Day Eleven #Na/GloPoWriMo

Day 11 Prompt:

And now for today’s (optional) prompt! Erasure poetry — also known as blackout poetry — is written by taking an existing text and erasing or blacking out individual words. Here’s a great explainer with examples, and you’ll find another here. Some folks have written whole books of erasures/blackouts, including Chase Berggrun’s R E D (which is based on Dracula), Jen Bervin’s Nets (which is based on Shakespeare’s sonnets), and what is one of the grand-daddies of erasures as a form, Ronald Johnson’s Radi Os (which is based on Paradise Lost). Today, we’d like to challenge you to write your own erasure/blackout poem. You could use a page from a favorite book, a magazine, what have you. It can be especially fun to play with a book you don’t know, particularly one that deals with an unfamiliar topic. If you’d like to go that route, maybe you’ll find something of interest in the thousands of scanned books at the Internet Archive? Feel free to maintain the whitespace of the original text (as is traditional for erasures/blackouts . . . if anything can be called traditional about them) or to pluck words/phrases from your chosen source material and rearrange them.

This was a fun prompt.

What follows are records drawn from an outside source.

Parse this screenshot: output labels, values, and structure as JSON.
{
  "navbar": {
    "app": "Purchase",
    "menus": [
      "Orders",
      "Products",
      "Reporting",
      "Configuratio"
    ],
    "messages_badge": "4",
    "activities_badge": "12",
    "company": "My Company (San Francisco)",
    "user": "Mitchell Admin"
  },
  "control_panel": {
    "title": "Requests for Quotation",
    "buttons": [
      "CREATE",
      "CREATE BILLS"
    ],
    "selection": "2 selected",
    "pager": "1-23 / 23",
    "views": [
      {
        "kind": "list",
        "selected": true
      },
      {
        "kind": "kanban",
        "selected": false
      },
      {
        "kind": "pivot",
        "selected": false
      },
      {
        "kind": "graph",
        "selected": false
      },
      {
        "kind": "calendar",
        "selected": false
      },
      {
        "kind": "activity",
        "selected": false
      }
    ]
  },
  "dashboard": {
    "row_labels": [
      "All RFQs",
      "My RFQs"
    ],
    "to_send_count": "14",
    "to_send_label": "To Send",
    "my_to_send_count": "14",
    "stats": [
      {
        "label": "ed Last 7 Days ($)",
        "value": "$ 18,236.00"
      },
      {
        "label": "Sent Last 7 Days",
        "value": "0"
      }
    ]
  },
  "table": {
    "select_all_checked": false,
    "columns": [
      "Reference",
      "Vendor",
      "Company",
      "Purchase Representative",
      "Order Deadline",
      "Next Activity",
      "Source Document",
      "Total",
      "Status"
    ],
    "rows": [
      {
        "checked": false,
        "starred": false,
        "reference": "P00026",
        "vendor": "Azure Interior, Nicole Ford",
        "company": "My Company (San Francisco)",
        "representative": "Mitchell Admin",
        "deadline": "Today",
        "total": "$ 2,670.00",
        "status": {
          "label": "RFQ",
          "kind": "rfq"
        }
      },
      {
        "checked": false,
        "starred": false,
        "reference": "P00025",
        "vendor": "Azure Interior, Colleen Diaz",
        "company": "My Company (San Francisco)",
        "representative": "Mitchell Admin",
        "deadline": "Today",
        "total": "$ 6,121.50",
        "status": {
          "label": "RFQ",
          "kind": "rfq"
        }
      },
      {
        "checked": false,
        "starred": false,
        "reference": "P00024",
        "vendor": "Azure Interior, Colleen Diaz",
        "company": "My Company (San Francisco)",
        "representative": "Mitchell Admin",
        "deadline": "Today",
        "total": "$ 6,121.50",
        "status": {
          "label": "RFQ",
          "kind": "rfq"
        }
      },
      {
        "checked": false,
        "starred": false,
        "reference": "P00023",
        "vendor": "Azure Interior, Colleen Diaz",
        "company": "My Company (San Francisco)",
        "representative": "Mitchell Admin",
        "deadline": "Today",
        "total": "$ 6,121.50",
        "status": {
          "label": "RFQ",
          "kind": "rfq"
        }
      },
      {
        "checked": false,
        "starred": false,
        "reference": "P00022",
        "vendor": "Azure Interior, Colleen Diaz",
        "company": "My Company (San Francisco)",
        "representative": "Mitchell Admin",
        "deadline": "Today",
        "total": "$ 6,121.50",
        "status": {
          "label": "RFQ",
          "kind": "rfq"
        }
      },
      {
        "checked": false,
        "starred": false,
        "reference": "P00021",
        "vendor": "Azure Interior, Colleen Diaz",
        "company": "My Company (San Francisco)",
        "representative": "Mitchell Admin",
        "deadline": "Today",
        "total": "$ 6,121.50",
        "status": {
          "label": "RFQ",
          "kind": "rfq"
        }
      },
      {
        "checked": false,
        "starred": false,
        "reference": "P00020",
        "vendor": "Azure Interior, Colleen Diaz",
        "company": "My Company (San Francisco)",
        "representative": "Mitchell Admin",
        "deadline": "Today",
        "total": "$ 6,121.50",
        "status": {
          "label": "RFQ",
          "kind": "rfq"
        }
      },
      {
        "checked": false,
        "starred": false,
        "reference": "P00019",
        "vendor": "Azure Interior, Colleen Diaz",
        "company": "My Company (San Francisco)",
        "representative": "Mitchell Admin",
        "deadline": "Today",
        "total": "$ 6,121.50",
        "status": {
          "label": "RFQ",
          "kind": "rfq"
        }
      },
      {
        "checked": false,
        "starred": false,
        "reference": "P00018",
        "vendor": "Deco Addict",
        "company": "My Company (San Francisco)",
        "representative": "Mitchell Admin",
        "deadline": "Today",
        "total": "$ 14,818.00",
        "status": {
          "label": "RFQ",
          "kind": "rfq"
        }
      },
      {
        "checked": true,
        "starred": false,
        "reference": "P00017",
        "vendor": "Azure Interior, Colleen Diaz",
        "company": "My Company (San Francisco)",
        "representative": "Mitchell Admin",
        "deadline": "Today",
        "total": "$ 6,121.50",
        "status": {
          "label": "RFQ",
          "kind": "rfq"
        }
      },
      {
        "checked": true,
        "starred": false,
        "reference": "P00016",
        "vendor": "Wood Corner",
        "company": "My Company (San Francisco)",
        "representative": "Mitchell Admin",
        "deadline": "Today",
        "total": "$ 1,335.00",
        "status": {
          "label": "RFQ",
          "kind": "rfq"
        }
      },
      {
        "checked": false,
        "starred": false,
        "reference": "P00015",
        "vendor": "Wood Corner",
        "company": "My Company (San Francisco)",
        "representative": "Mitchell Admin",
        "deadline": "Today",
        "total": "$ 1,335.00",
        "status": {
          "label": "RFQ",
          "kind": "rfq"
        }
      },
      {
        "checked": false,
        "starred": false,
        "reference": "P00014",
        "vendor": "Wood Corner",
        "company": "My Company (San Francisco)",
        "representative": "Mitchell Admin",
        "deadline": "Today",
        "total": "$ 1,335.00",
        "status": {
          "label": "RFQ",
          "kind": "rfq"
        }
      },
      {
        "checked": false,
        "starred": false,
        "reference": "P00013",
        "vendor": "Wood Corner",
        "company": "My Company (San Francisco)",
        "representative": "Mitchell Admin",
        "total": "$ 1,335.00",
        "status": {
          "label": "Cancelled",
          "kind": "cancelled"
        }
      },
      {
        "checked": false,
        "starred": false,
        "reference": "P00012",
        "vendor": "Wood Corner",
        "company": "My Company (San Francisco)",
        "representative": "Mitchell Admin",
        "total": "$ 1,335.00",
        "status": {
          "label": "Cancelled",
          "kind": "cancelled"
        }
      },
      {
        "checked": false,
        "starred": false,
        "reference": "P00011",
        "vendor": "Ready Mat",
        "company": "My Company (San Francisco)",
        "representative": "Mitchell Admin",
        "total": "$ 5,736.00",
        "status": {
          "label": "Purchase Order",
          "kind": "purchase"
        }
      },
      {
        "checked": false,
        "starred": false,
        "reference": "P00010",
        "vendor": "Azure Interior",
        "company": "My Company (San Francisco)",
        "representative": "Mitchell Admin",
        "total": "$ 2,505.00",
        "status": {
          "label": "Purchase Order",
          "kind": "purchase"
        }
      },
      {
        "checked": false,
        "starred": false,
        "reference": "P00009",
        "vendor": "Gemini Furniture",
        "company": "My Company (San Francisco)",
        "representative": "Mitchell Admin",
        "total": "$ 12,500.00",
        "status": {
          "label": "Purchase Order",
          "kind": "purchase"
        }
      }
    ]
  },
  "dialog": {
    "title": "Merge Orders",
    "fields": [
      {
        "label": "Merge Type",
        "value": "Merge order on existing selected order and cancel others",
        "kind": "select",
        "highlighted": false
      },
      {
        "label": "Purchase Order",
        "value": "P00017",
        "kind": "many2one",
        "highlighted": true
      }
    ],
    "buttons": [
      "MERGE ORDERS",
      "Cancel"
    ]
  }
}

My first erasure poetry. I wish I had the time to upload images of the photocopied page. It's a mess. 

I asked the husband to pick a page from Eleanor Catton's The Luminaries. I bought a copy of the novel  a few years ago, but haven't managed to read it yet. So, the text on the page was new. 


From page 390 of The Luminaries

 

My shade summoned to a shilling séance

I expect to evade, forestall time

to spy upon

a very lonely world—

unable to touch

or altar it

 

In New Zealand native tradition,

the soul, when it dies, becomes a star

 

Perhaps, I will

moleskin and serge

the prospect of panning for gold

not ready to begin

new life

 


 

1 comment:

  1. This is stunning, Arti. I love the double meaning of "altar it."